20061129

Mansidões e desassossegos

Lua e Umewaka, Ogata Gekko
No Retrato talvez saudoso da menina insular, a Natália começa assim: Tinha o tamanho da praia, o corpo era de areia e ele próprio era o início do mar que continuava... Senti um sussurro, como se a memória tivesse dons de búzio que se encosta ao ouvido para sentirmos o fragor de ondas antigas.
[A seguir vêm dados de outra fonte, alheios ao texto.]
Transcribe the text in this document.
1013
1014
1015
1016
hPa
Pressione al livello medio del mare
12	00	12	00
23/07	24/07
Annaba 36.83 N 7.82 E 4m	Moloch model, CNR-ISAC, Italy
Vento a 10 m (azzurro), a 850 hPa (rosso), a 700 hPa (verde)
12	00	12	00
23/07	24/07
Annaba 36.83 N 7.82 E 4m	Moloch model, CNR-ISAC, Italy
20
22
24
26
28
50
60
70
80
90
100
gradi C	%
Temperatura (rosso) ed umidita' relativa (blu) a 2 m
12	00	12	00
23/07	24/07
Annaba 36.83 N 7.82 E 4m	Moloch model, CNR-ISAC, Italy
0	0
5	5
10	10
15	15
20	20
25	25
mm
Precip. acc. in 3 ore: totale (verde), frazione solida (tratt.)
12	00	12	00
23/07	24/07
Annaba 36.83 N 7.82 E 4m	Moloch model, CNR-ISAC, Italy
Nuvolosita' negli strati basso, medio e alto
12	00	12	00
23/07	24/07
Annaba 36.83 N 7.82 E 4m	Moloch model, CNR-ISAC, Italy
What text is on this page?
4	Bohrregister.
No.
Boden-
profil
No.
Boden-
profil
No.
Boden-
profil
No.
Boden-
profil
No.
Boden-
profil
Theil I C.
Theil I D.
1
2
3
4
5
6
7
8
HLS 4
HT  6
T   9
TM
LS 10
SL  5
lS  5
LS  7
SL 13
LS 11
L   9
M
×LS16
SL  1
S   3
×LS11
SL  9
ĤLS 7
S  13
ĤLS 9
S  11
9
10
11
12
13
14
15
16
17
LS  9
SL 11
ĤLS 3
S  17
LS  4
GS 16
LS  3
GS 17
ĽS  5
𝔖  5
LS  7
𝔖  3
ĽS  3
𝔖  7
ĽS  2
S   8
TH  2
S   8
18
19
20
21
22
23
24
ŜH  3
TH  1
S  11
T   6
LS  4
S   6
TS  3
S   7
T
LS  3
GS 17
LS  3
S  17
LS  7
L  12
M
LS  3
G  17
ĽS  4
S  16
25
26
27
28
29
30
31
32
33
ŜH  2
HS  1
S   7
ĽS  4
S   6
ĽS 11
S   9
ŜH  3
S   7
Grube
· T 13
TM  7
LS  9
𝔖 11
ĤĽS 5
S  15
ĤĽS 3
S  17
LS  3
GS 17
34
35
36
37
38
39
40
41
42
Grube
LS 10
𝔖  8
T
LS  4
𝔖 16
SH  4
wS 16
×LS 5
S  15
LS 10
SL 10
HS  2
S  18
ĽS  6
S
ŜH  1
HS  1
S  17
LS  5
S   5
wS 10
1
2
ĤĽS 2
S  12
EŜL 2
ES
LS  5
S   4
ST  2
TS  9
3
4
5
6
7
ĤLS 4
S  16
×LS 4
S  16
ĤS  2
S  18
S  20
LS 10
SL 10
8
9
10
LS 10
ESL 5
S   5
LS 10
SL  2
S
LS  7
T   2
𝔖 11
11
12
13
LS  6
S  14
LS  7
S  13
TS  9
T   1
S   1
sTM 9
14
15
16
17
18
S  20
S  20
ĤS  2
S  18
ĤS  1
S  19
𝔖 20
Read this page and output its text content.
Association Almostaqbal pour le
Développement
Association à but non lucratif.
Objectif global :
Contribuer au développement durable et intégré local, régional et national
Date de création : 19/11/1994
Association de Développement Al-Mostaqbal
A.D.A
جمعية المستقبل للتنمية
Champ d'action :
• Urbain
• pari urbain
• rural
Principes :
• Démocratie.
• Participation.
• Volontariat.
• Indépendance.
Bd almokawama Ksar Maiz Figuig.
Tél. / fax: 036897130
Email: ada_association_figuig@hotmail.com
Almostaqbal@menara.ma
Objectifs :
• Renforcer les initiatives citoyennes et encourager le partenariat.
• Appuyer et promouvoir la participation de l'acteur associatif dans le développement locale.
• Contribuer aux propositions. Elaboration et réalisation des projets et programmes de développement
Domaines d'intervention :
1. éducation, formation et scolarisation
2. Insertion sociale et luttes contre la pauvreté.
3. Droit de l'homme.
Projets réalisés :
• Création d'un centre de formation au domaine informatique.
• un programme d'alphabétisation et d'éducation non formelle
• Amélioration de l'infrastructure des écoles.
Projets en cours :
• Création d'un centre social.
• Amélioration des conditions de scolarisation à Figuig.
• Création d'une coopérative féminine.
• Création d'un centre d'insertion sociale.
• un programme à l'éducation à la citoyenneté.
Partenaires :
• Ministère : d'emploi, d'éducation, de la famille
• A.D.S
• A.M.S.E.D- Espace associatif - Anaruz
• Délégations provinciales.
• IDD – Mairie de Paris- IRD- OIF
Lembrei-me das praias da minha infância, dessa infância em que ainda não tinhamos escamas nos olhos nem o serôdio trabalho de tirá-las (talvez por isso os velhos estejam mais próximos das crianças...) e o fascínio de uma onda nos ocupava o olhar inteiro, na gulodice sã de querer tocar na linha do horizonte. A lua brincava connosco às escondidas, mas nessa altura não sabíamos nem de símbolos nem de astronomias e só ansiávamos pelos equinócios porque um avô ou uma tia prometiam levar-nos a ver as marés vivas nos seus alucinados malabarismos de espuma nas grutas de uma praia. Mansidões e desassossegos. Descubro que guardo em mim um búzio onde, em dias de lua nova, me expando no silêncio e, em dias de lua cheia, posso ainda continuar-me mar. Hummm... Bom cheiro a maresia. Até loch!